Скажу яснее: мы находимся между виселицей и Бастилией.
– Ого! – повторил хор.
– Это нетрудно понять. Следовало объяснить генералу Монку, каким образом исчез его казначей. Для этого я подождал благоприятной минуты-восстановления короля Карла Второго, с которым мы друзья…
Армия отвечала довольными взглядами на гордый взгляд д'Артаньяна.
– Когда король был восстановлен, я возвратил Монку его казначея, правда, немного поизмятого, но все же полого и невредимого. Генерал Монк простил мне, да, он простил, но сказал следующие слова, которые я прошу вас зарубить себе на носу: «Сударь, шутка недурна, но я вообще не любитель шуток. Если когда-нибудь хоть слово вылетит (вы понимаете, господин Менвиль? – прибавил д'Артаньян), если когда-нибудь хоть слово вылетит из ваших уст или из уст ваших товарищей о том, что вы сделали, то у меня в Шотландии и в Ирландии есть семьсот сорок одна виселица: все они из дуба, окованы железом и еженедельно смазываются маслом. Я подарю каждому из вас по такой виселице, и заметьте хорошенько, господин д'Артаньян (заметьте то же и вы, любезный господин Менвиль), что у меня останется еще семьсот тридцать для моих мелких надобностей. Притом…»
– Ага! – сказало несколько голосов. – Это еще не все?
– Остается пустяк: «Господин д'Артаньян, я отправлю королю французскому указанный трактат и попрошу его посадить предварительно в Бастилию и потом переслать ко мне всех тех, кто принимал участие в этой экспедиции: король, конечно, исполнит мою просьбу».
Все вскрикнули от ужаса.
– Погодите! – продолжал д'Артаньян. – Почтенный генерал Монк забыл только одно: он не знает ваших имен, я один знаю их, а ведь я-то уж не выдам вас, вы понимаете! Зачем мне выдавать вас! И вы сами, наверное, не так глупы, чтобы доносить на себя. Не то король, чтобы нет тратиться на ваше содержание и прокорм, отошлет вас в Шотландию, где стоит семьсот сорок одна виселица. Вот и все, господа. Мне нечего прибавить к тому, что я имел честь сказать вам. Надеюсь, вы меня хорошо поняли? Не так ли, господин Менвиль?

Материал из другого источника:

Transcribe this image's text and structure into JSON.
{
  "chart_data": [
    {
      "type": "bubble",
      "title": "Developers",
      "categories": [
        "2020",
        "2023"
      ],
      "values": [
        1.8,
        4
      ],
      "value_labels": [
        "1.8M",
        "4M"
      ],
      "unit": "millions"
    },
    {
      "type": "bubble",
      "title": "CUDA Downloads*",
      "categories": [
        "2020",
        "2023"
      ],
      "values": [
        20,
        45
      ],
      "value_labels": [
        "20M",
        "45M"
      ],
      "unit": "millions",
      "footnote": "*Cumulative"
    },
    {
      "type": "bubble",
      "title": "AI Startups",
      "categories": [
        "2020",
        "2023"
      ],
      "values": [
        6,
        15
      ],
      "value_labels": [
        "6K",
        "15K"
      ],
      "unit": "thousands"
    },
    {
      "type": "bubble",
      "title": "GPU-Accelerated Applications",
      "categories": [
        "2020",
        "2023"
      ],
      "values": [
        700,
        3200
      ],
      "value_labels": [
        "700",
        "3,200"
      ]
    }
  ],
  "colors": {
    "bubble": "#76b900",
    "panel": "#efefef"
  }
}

– Вполне, – отвечал Менвиль.
– Теперь о деньгах, – сказал д'Артаньян. – Закройте дверь поплотнее.
Сказав это, он развязал мешок, и со стола на пол посыпалось множество блестящих золотых экю. Каждый сделал невольное движение, чтобы подобрать их.
– Тихо! – воскликнул д'Артаньян. – Пусть никто не нагибается. Я оделю вас справедливо.
И он действительно поступил так, дав каждому пятьдесят из этих блестящих экю, и получил столько же благословений, сколько роздал монет.
– Ах, – вздохнул он, – если бы вы могли остепениться, стать добрыми и честными гражданами…
– Трудно! – сказал один голос.
– А для чего это надо? – спросил другой.
– Для того, чтобы, снова отыскав вас, я мог при случае угостить новым подарком…
Он сделал знак Менвилю, который слушал все это с недоверчивым видом.
– Менвиль, пойдемте со мной. Прощайте, друзья мои; советую вам держать язык за зубами.